Immune Tolerance, Helping Kidney Patients Move Away from Immunosuppressants

October 28, 2024, Immune Tolerance

To prevent rejection, kidney transplant patients take multiple immunosuppressants daily. However, these immunosuppressants are not only costly but also generally suppress the body’s immunity, leading to a range of serious complications, including infections, cardiovascular diseases, diabetes, malignancies, and drug-induced toxicity, among others.

Therefore, successfully inducing immune tolerance in organ transplantation and enabling organ transplant patients to discontinue immunosuppressants is a shared aspiration of both doctors and patients.

What Is Immune Tolerance?
Immune tolerance in organ transplantation refers to a state where the recipient’s immune system does not attack the transplanted organ in the absence of immunosuppressants, while maintaining a normal immune response to other foreign antigens. In simple terms, if you achieve immune tolerance, your transplanted kidney will not be rejected. You will no longer need to take anti-rejection medications, thus avoiding the significant harm they can cause.

Can Immune Tolerance Be Permanent?
If the body undergoes a significant change in immune status (such as a severe infection), it can disrupt the immune tolerance state, triggering rejection.

Previously, it was believed that once the immune tolerance state was disrupted and rejection occurred, returning to immune tolerance would be extremely challenging.

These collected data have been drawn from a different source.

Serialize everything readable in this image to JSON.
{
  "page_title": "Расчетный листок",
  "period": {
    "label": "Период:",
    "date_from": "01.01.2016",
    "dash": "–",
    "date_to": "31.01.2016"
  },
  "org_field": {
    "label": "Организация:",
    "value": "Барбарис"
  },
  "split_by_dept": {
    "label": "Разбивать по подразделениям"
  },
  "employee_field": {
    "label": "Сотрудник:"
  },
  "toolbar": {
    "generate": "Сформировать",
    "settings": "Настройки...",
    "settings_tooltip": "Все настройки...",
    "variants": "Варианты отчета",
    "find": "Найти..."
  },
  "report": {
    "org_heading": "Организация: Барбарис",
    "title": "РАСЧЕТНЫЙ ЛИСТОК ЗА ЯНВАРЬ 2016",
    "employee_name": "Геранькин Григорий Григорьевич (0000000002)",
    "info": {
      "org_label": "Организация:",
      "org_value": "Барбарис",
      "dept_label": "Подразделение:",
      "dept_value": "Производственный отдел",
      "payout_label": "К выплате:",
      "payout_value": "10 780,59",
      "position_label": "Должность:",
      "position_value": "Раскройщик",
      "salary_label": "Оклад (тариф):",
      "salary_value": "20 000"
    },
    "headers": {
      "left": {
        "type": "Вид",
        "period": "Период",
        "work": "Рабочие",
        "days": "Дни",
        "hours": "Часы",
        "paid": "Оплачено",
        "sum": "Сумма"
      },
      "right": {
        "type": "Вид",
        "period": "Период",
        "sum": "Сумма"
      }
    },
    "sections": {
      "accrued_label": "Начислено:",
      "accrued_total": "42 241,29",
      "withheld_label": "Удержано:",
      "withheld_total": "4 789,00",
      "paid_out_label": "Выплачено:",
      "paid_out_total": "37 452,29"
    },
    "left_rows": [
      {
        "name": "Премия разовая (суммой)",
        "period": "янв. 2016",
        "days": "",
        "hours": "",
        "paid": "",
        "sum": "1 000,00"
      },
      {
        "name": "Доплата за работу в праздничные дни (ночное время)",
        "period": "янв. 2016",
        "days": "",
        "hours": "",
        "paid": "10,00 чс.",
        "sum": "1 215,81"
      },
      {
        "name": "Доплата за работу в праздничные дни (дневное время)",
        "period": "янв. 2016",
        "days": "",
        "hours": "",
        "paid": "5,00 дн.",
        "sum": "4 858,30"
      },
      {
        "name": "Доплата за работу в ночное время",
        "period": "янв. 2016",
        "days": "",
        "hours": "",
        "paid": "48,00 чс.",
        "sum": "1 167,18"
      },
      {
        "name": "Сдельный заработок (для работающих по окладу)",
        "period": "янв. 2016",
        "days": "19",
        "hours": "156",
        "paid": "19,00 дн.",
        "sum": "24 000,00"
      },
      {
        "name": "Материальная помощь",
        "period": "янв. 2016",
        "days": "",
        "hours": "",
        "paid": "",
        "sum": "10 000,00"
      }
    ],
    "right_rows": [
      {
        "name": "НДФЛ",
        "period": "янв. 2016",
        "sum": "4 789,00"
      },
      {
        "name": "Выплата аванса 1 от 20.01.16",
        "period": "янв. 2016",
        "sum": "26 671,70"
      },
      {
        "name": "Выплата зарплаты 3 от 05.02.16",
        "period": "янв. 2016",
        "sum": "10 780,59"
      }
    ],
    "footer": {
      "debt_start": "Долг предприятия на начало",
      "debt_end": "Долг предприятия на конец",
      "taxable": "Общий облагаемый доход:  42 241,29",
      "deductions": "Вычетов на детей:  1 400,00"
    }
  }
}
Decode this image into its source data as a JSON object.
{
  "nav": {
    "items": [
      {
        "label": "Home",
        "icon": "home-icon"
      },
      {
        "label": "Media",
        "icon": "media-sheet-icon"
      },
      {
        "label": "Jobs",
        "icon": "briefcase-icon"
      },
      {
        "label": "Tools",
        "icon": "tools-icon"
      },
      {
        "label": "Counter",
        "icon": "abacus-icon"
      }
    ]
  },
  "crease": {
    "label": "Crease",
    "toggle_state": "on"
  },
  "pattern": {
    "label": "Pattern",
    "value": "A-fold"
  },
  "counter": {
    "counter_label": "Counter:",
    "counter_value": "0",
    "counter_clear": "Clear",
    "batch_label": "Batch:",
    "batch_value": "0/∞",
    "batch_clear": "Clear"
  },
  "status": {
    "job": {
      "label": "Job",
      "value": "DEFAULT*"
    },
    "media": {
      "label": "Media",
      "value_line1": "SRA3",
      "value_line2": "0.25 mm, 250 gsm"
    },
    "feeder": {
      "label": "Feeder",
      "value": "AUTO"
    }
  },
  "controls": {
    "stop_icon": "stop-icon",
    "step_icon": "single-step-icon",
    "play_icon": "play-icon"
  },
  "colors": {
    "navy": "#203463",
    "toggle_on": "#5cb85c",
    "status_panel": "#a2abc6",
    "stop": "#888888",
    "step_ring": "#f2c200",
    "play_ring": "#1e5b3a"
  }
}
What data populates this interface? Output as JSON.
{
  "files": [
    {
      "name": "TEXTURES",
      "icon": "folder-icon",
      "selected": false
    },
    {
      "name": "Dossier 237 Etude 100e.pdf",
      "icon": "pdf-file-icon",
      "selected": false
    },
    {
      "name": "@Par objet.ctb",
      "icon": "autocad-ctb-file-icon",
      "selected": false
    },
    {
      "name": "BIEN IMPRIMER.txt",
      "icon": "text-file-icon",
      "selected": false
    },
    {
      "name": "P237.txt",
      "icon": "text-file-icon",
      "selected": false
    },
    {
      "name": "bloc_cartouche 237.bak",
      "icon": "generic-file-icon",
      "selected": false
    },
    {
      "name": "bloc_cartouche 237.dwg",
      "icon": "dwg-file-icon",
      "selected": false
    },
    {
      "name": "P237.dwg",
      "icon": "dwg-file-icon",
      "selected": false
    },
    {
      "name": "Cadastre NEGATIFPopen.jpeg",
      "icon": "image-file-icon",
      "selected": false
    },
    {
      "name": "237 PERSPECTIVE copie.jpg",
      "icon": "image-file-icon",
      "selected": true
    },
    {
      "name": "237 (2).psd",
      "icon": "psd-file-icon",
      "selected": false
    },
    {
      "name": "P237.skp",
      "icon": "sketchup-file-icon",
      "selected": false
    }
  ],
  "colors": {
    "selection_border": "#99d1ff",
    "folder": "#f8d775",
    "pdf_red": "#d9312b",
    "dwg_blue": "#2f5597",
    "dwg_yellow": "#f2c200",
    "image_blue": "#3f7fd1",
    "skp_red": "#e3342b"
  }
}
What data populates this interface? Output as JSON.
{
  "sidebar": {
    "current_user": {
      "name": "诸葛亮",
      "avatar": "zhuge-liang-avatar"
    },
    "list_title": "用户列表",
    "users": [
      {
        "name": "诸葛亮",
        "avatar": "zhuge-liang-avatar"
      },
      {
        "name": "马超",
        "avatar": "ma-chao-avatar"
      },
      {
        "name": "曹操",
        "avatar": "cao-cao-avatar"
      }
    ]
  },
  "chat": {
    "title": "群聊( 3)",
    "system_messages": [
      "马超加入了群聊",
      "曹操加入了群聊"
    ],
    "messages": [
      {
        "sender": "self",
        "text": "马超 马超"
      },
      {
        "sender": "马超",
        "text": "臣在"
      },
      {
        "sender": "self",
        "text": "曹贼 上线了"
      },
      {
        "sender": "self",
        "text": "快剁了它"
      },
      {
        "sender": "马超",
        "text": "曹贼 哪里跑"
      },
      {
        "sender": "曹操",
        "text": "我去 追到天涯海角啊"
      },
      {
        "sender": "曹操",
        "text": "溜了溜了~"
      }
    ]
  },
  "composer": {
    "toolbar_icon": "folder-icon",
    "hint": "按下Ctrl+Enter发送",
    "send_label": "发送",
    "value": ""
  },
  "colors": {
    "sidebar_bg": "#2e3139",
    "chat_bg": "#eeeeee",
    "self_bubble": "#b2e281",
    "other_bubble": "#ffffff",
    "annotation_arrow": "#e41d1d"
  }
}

However, a recent study published in Nature Communications, a prestigious international academic journal, by a team from the University of Chicago in the U.S., has found that immune tolerance disrupted by infection can be restored.

The researchers developed a heart transplant model in mice and induced immune tolerance. After maintaining stable immune tolerance for a month, they disrupted it with Listeria monocytogenes infection, triggering rejection of the transplanted heart. However, a week later, they transplanted hearts from the same donor into the same mice and observed no rejection, indicating that immune tolerance had been restored.

Further studies by the researchers revealed that regulatory T cells played a critical role in the self-recovery process of the immune tolerance state.

Research Hotspots in Transplantation
Inducing and maintaining immune tolerance long-term in organ transplantation is the most critical research focus in the global field of organ transplantation. The Kidney Transplantation Department at Zhongshan Hospital, affiliated with Fudan University, is China’s leading research center for immune tolerance in kidney transplantation, having amassed extensive research findings and clinical experience. It is believed that these valuable findings and experiences will bring hope to more patients with uremia and those undergoing kidney transplantation.